Va-t-on devoir créer une chaîne TV dédiée à la pédagogie fiscale pour les fiscalistes qui ont du vague à l’âme ?

 

PM. Deux critères de l’abus de droit au lieu d’un, où est le progrès ?

 

OF Cher Patrick, nous soupçonnons que vous aussi vous avez douté avant d’être convaincu par la jurisprudence Sté Axa et autres.

 

Le nouveau critère que nous appelons « subjectif » au sens de la jurisprudence de la CJCE,  conduit à rejeter la qualification d’abus de droit lorsque le contribuable, même s’il poursuit un but exclusivement fiscal, a appliqué la loi conformément aux objectifs poursuivis par les auteurs de celle-ci.

 

Dans le cas de l’avoir fiscal, l’objectif du législateur était de neutraliser la double imposition  pour le propriétaire juridique des titres à la date de la distribution. Ni plus ni moins. C’était un objectif à vue courte, quasi mécanique.
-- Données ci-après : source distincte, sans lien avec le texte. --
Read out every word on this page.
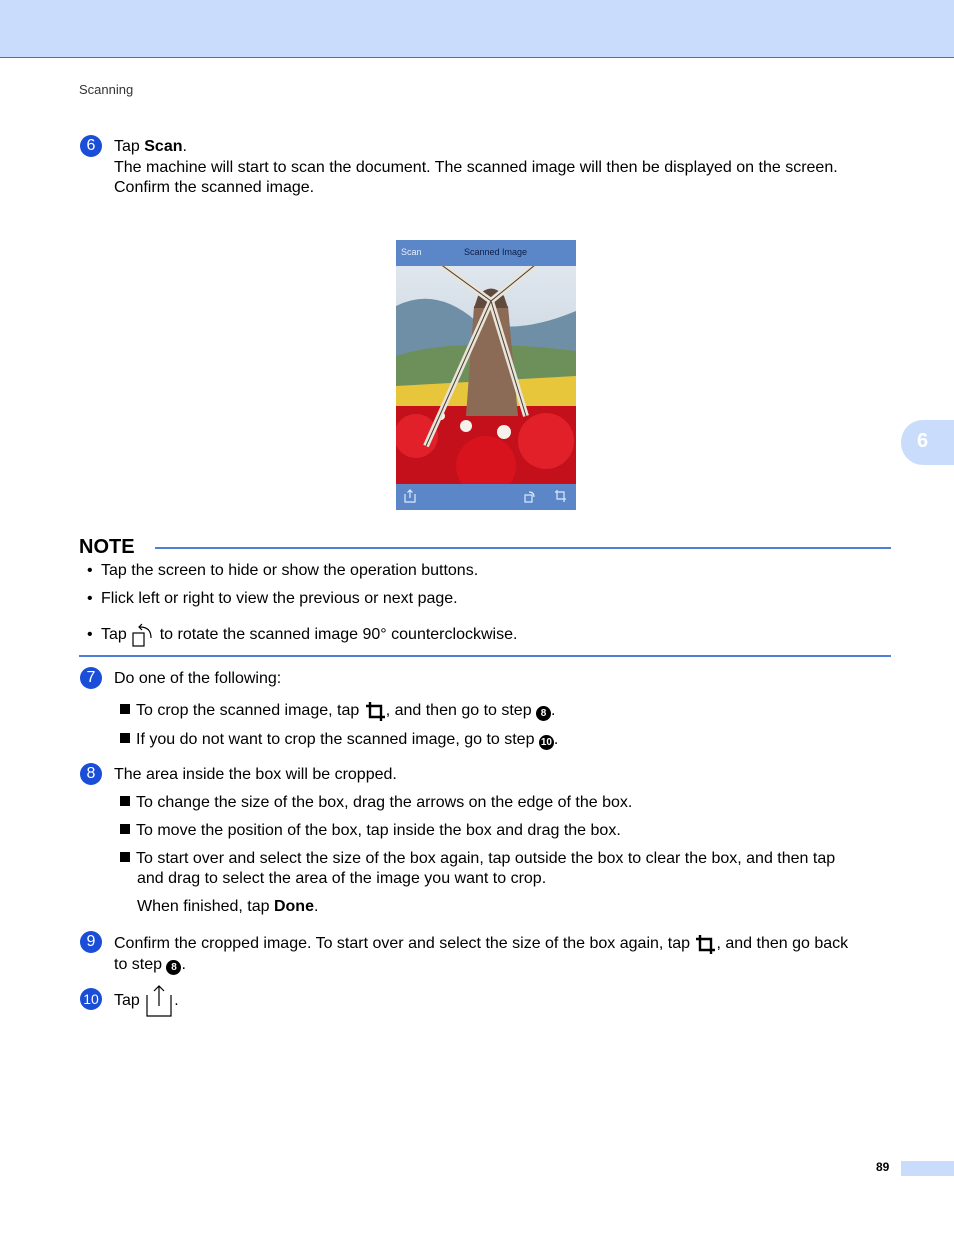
Scanning
6
6	Tap Scan.
The machine will start to scan the document. The scanned image will then be displayed on the screen.
Confirm the scanned image.
Scan	Scanned Image
NOTE
• Tap the screen to hide or show the operation buttons.
• Flick left or right to view the previous or next page.
• Tap  to rotate the scanned image 90° counterclockwise.
7	Do one of the following:
To crop the scanned image, tap , and then go to step 8 .
If you do not want to crop the scanned image, go to step 10 .
8	The area inside the box will be cropped.
To change the size of the box, drag the arrows on the edge of the box.
To move the position of the box, tap inside the box and drag the box.
To start over and select the size of the box again, tap outside the box to clear the box, and then tap
and drag to select the area of the image you want to crop.
When finished, tap Done.
9	Confirm the cropped image. To start over and select the size of the box again, tap , and then go back
to step 8 .
10 Tap .
89
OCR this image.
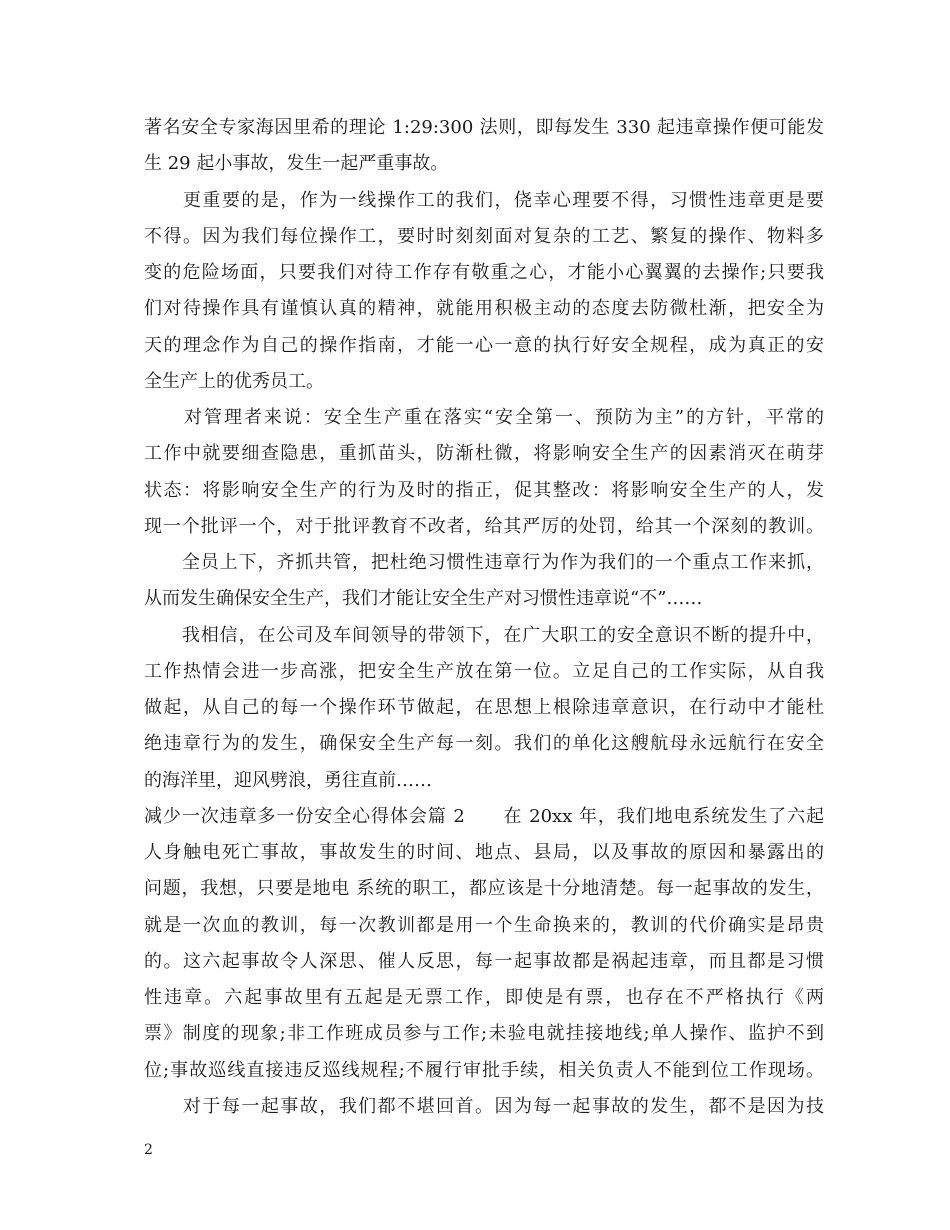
著名安全专家海因里希的理论 1:29:300 法则，即每发生 330 起违章操作便可能发
生 29 起小事故，发生一起严重事故。
　　更重要的是，作为一线操作工的我们，侥幸心理要不得，习惯性违章更是要
不得。因为我们每位操作工，要时时刻刻面对复杂的工艺、繁复的操作、物料多
变的危险场面，只要我们对待工作存有敬重之心，才能小心翼翼的去操作;只要我
们对待操作具有谨慎认真的精神，就能用积极主动的态度去防微杜渐，把安全为
天的理念作为自己的操作指南，才能一心一意的执行好安全规程，成为真正的安
全生产上的优秀员工。
　　对管理者来说：安全生产重在落实“安全第一、预防为主”的方针，平常的
工作中就要细查隐患，重抓苗头，防渐杜微，将影响安全生产的因素消灭在萌芽
状态：将影响安全生产的行为及时的指正，促其整改：将影响安全生产的人，发
现一个批评一个，对于批评教育不改者，给其严厉的处罚，给其一个深刻的教训。
　　全员上下，齐抓共管，把杜绝习惯性违章行为作为我们的一个重点工作来抓，
从而发生确保安全生产，我们才能让安全生产对习惯性违章说“不”……
　　我相信，在公司及车间领导的带领下，在广大职工的安全意识不断的提升中，
工作热情会进一步高涨，把安全生产放在第一位。立足自己的工作实际，从自我
做起，从自己的每一个操作环节做起，在思想上根除违章意识，在行动中才能杜
绝违章行为的发生，确保安全生产每一刻。我们的单化这艘航母永远航行在安全
的海洋里，迎风劈浪，勇往直前……
减少一次违章多一份安全心得体会篇 2　　在 20xx 年，我们地电系统发生了六起
人身触电死亡事故，事故发生的时间、地点、县局，以及事故的原因和暴露出的
问题，我想，只要是地电 系统的职工，都应该是十分地清楚。每一起事故的发生，
就是一次血的教训，每一次教训都是用一个生命换来的，教训的代价确实是昂贵
的。这六起事故令人深思、催人反思，每一起事故都是祸起违章，而且都是习惯
性违章。六起事故里有五起是无票工作，即使是有票，也存在不严格执行《两
票》制度的现象;非工作班成员参与工作;未验电就挂接地线;单人操作、监护不到
位;事故巡线直接违反巡线规程;不履行审批手续，相关负责人不能到位工作现场。
　　对于每一起事故，我们都不堪回首。因为每一起事故的发生，都不是因为技
2
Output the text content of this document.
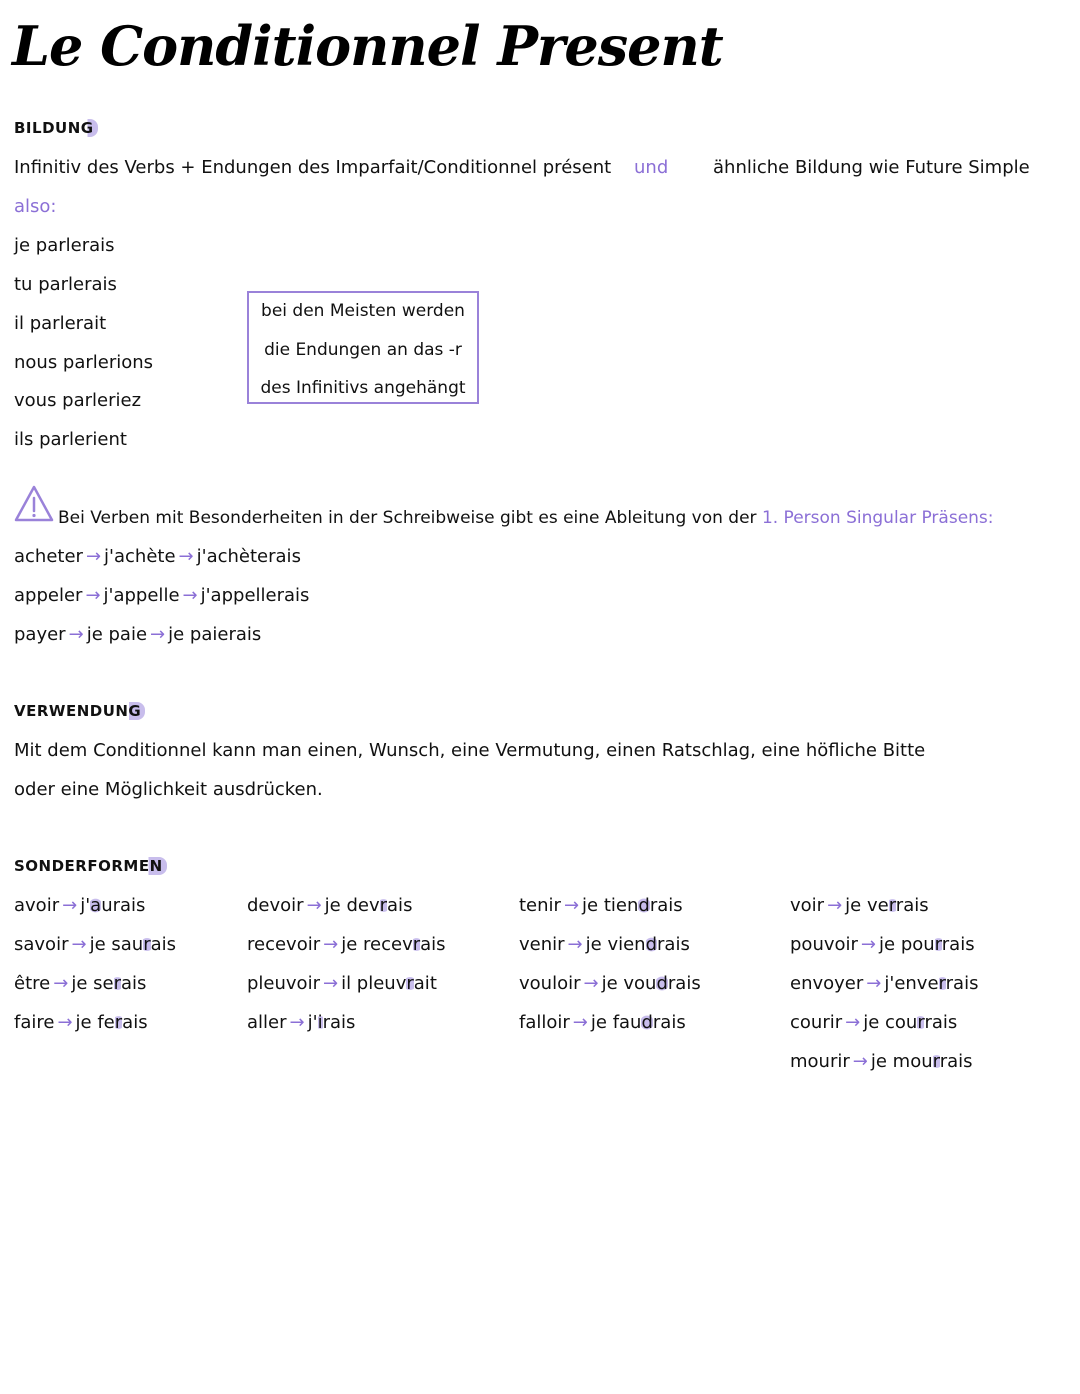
Le Conditionnel Present
BILDUNG
Infinitiv des Verbs + Endungen des Imparfait/Conditionnel présent und ähnliche Bildung wie Future Simple
also:
je parlerais
tu parlerais
il parlerait
nous parlerions
vous parleriez
ils parlerient
bei den Meisten werden
die Endungen an das -r
des Infinitivs angehängt
Bei Verben mit Besonderheiten in der Schreibweise gibt es eine Ableitung von der 1. Person Singular Präsens:
acheter → j'achète → j'achèterais
appeler → j'appelle → j'appellerais
payer → je paie → je paierais
VERWENDUNG
Mit dem Conditionnel kann man einen, Wunsch, eine Vermutung, einen Ratschlag, eine höfliche Bitte
oder eine Möglichkeit ausdrücken.
SONDERFORMEN
avoir → j'aurais
savoir → je saurais
être → je serais
faire → je ferais
devoir → je devrais
recevoir → je recevrais
pleuvoir → il pleuvrait
aller → j'irais
tenir → je tiendrais
venir → je viendrais
vouloir → je voudrais
falloir → je faudrais
voir → je verrais
pouvoir → je pourrais
envoyer → j'enverrais
courir → je courrais
mourir → je mourrais
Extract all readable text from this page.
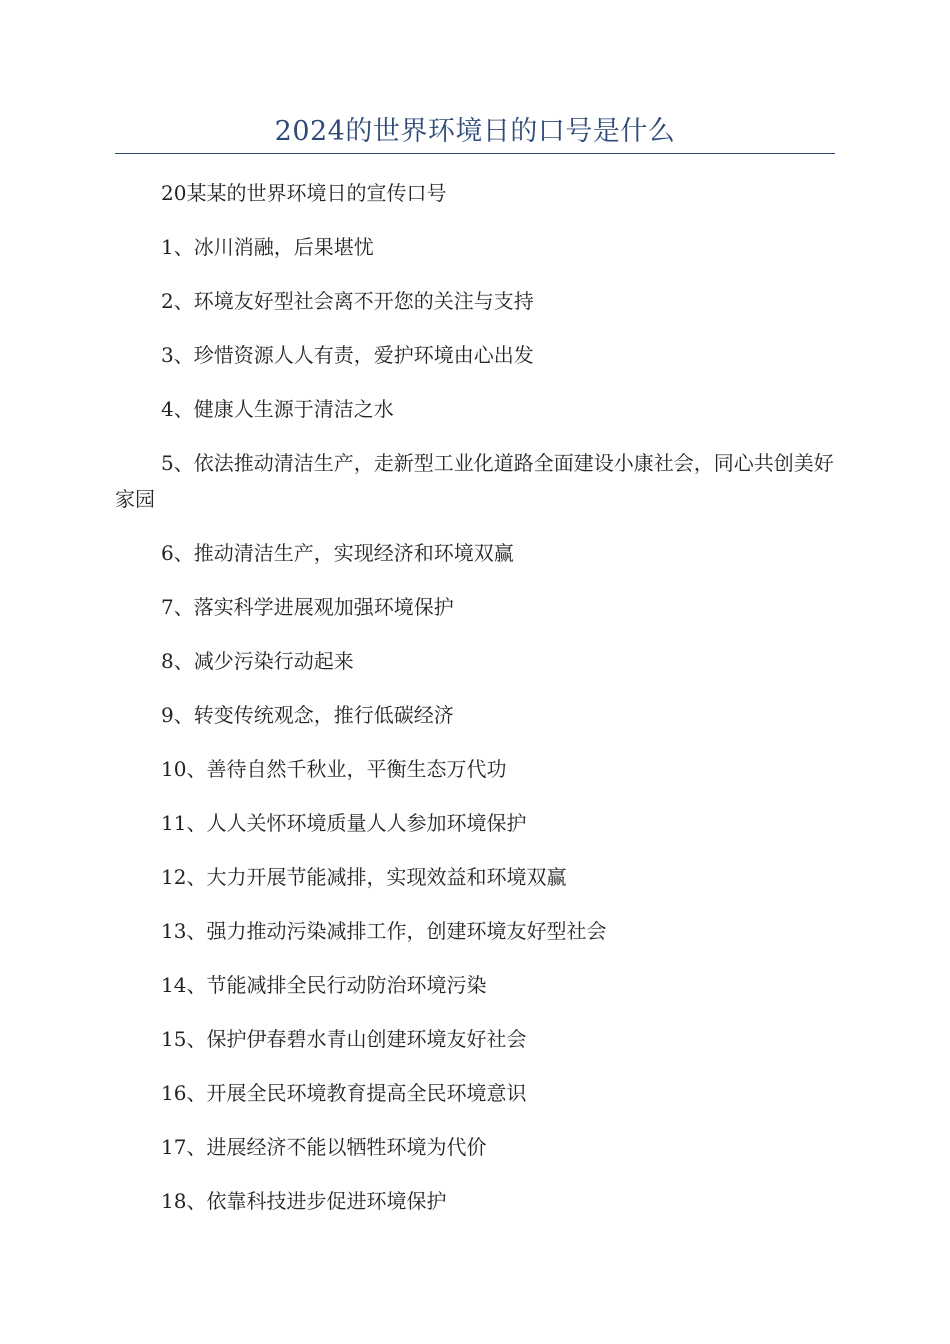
2024的世界环境日的口号是什么

20某某的世界环境日的宣传口号

1、冰川消融，后果堪忧

2、环境友好型社会离不开您的关注与支持

3、珍惜资源人人有责，爱护环境由心出发

4、健康人生源于清洁之水

5、依法推动清洁生产，走新型工业化道路全面建设小康社会，同心共创美好家园

6、推动清洁生产，实现经济和环境双赢

7、落实科学进展观加强环境保护

8、减少污染行动起来

9、转变传统观念，推行低碳经济

10、善待自然千秋业，平衡生态万代功

11、人人关怀环境质量人人参加环境保护

12、大力开展节能减排，实现效益和环境双赢

13、强力推动污染减排工作，创建环境友好型社会

14、节能减排全民行动防治环境污染

15、保护伊春碧水青山创建环境友好社会

16、开展全民环境教育提高全民环境意识

17、进展经济不能以牺牲环境为代价

18、依靠科技进步促进环境保护
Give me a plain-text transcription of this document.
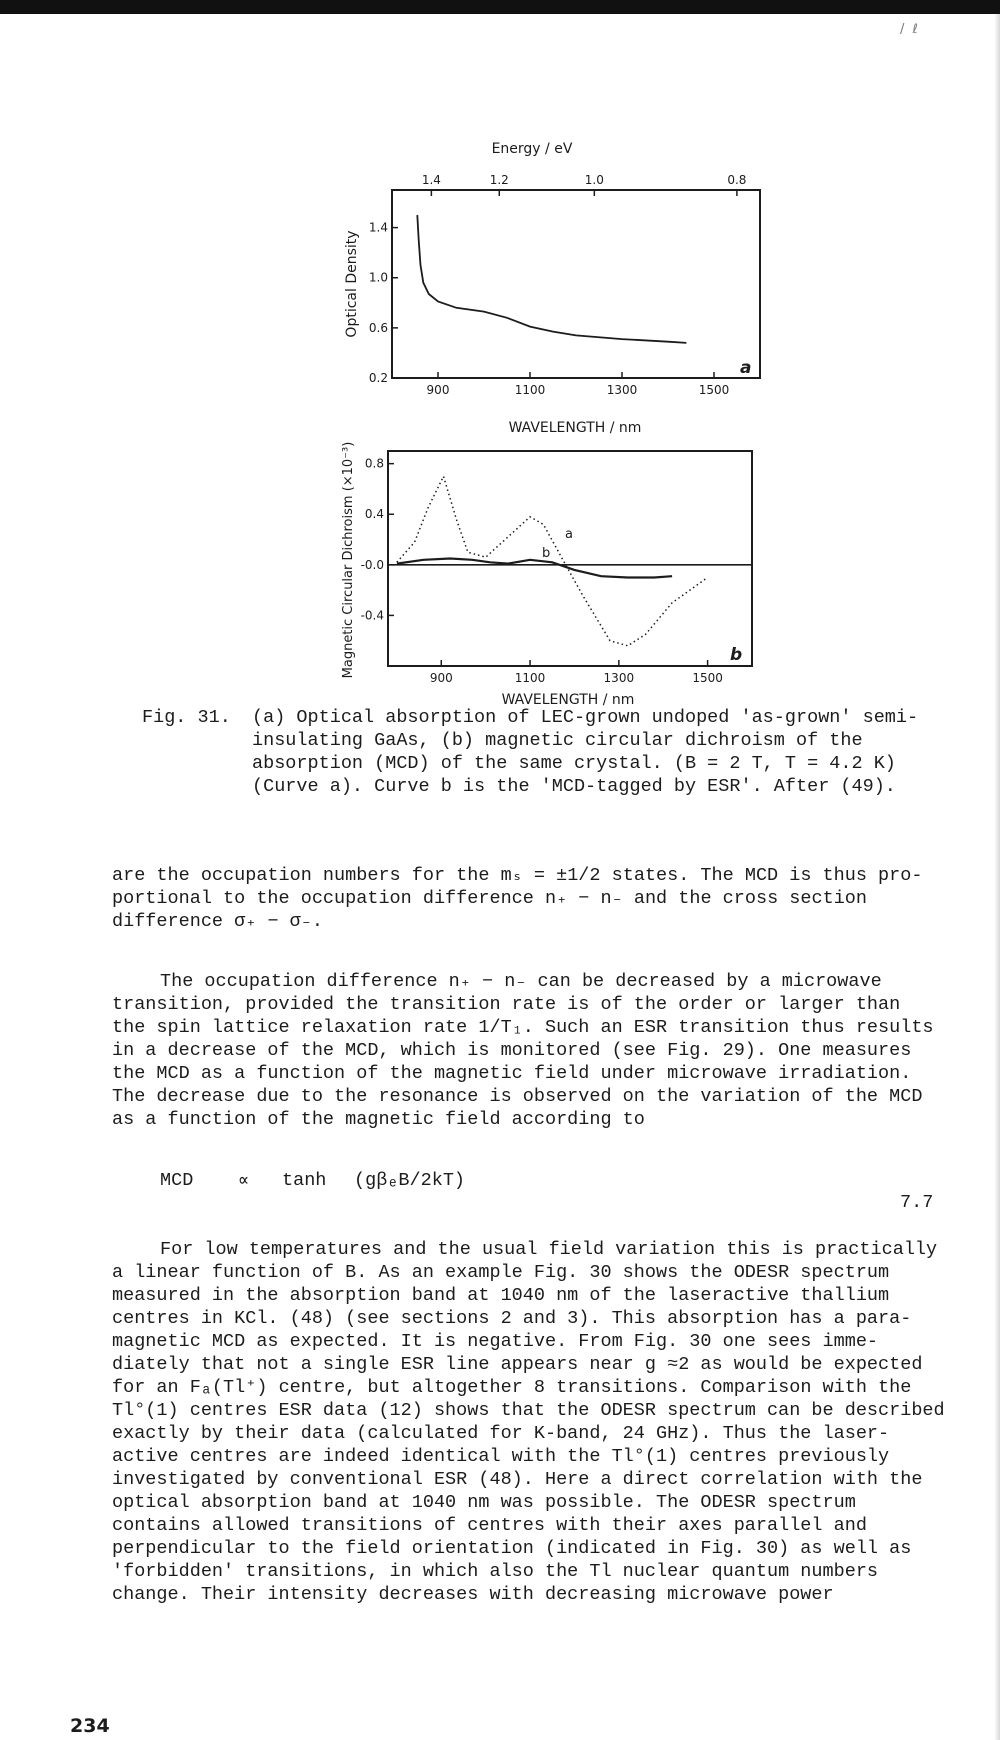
/ ℓ
Energy / eV
1.4	1.2	1.0	0.8
900	1100	1300	1500
0.2
0.6
1.0
1.4
WAVELENGTH / nm
Optical Density
a
900	1100	1300	1500
-0.4
-0.0
0.4
0.8
WAVELENGTH / nm
Magnetic Circular Dichroism (×10⁻³)	a
b
b
Fig. 31. (a) Optical absorption of LEC-grown undoped 'as-grown' semi-
insulating GaAs, (b) magnetic circular dichroism of the
absorption (MCD) of the same crystal. (B = 2 T, T = 4.2 K)
(Curve a). Curve b is the 'MCD-tagged by ESR'. After (49).

are the occupation numbers for the mₛ = ±1/2 states. The MCD is thus pro-

portional to the occupation difference n₊ − n₋ and the cross section

difference σ₊ − σ₋.

The occupation difference n₊ − n₋ can be decreased by a microwave

transition, provided the transition rate is of the order or larger than

the spin lattice relaxation rate 1/T₁. Such an ESR transition thus results

in a decrease of the MCD, which is monitored (see Fig. 29). One measures

the MCD as a function of the magnetic field under microwave irradiation.

The decrease due to the resonance is observed on the variation of the MCD

as a function of the magnetic field according to

MCD ∝ tanh (gβₑB/2kT)
7.7

For low temperatures and the usual field variation this is practically

a linear function of B. As an example Fig. 30 shows the ODESR spectrum

measured in the absorption band at 1040 nm of the laseractive thallium

centres in KCl. (48) (see sections 2 and 3). This absorption has a para-

magnetic MCD as expected. It is negative. From Fig. 30 one sees imme-

diately that not a single ESR line appears near g ≈2 as would be expected

for an Fₐ(Tl⁺) centre, but altogether 8 transitions. Comparison with the

Tl°(1) centres ESR data (12) shows that the ODESR spectrum can be described

exactly by their data (calculated for K-band, 24 GHz). Thus the laser-

active centres are indeed identical with the Tl°(1) centres previously

investigated by conventional ESR (48). Here a direct correlation with the

optical absorption band at 1040 nm was possible. The ODESR spectrum

contains allowed transitions of centres with their axes parallel and

perpendicular to the field orientation (indicated in Fig. 30) as well as

'forbidden' transitions, in which also the Tl nuclear quantum numbers

change. Their intensity decreases with decreasing microwave power

234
Nous pensons que l’interprétation de l’objectif poursuivi par les auteurs du texte sera plus difficile dans le cas d’un objectif plus prospectif, en quelque sorte à vue plus longue.

 

PM. Pourquoi le CE utilise-t-il le mot « risque » dans les deux décisions ? Selon lui le contribuable doit courir un risque. Ne s’agit-il pas d’un troisième critère de l’abus de droit ?

 

OF. Nous ne le pensons pas. Nous nous sommes expliqués sur cette question dans un article à Droit fiscal. Le mot risque est lié dans l’esprit du CE à la propriété des titres. Le propriétaire juridique et donc effectif des titres, c’est à dire sans contre-lettre de garantie par le vendeur, court le risque normal de tout propriétaire de titres. L’acquéreur n’est jamais certain que la valeur du titre qu’il a acheté aujourd’hui, ne dégringolera pas le lendemain à la revente. Il peut se passer tant de choses en 24 heures.

 

PM. Cette jurisprudence est-elle applicable à tous les crédits d’impôts ?

 

OF. Le principe des deux critères de l’abus de droit est définitif. Mais cela ne veut pas dire que tout crédit d’impôt poursuit a priori les mêmes objectifs que l’avoir fiscal. Pour les crédits conventionnels, la question se pose en particulier de savoir comment interpréter les objectifs des auteurs de la convention. Le CE risque d’hésiter entre une interprétation littérale de la convention (jurisprudence traditionnelle) et une interprétation par référence aux travaux de l‘OCDE (on en voit des indices dans certaines décisions).

 

Nous ne pouvons qu’inciter les praticiens à la prudence.

 

Pour le CE chaque affaire nouvelle est une île à découvrir et comme Christophe Colomb, il ne donne pas le même nom à chaque île, quoiqu’il les regroupe au sein d’archipels.

 

PM. Vous êtes convaincu de l’avenir de la nouvelle définition de l’abus de droit dont vous êtes à l’origine ?

 

OF. A partir du moment où cette règle est comprise, ses chances de durer augmentent. D’ores et déjà, le comité des abus de droit, présidé par mon ami le remarquable et courageux Président Gilles Bachelier avec lequel nous avons des discussions quotidiennes, applique fermement la nouvelle définition de l’abus de droit. Les avis de ce comité, d’ailleurs recomposé suivant nos propositions, et dont les principaux avis sont publiés en ligne, de façon très intelligente, par le service juridique de l’ancienne DGI, vont préfigurer la future jurisprudence du CE.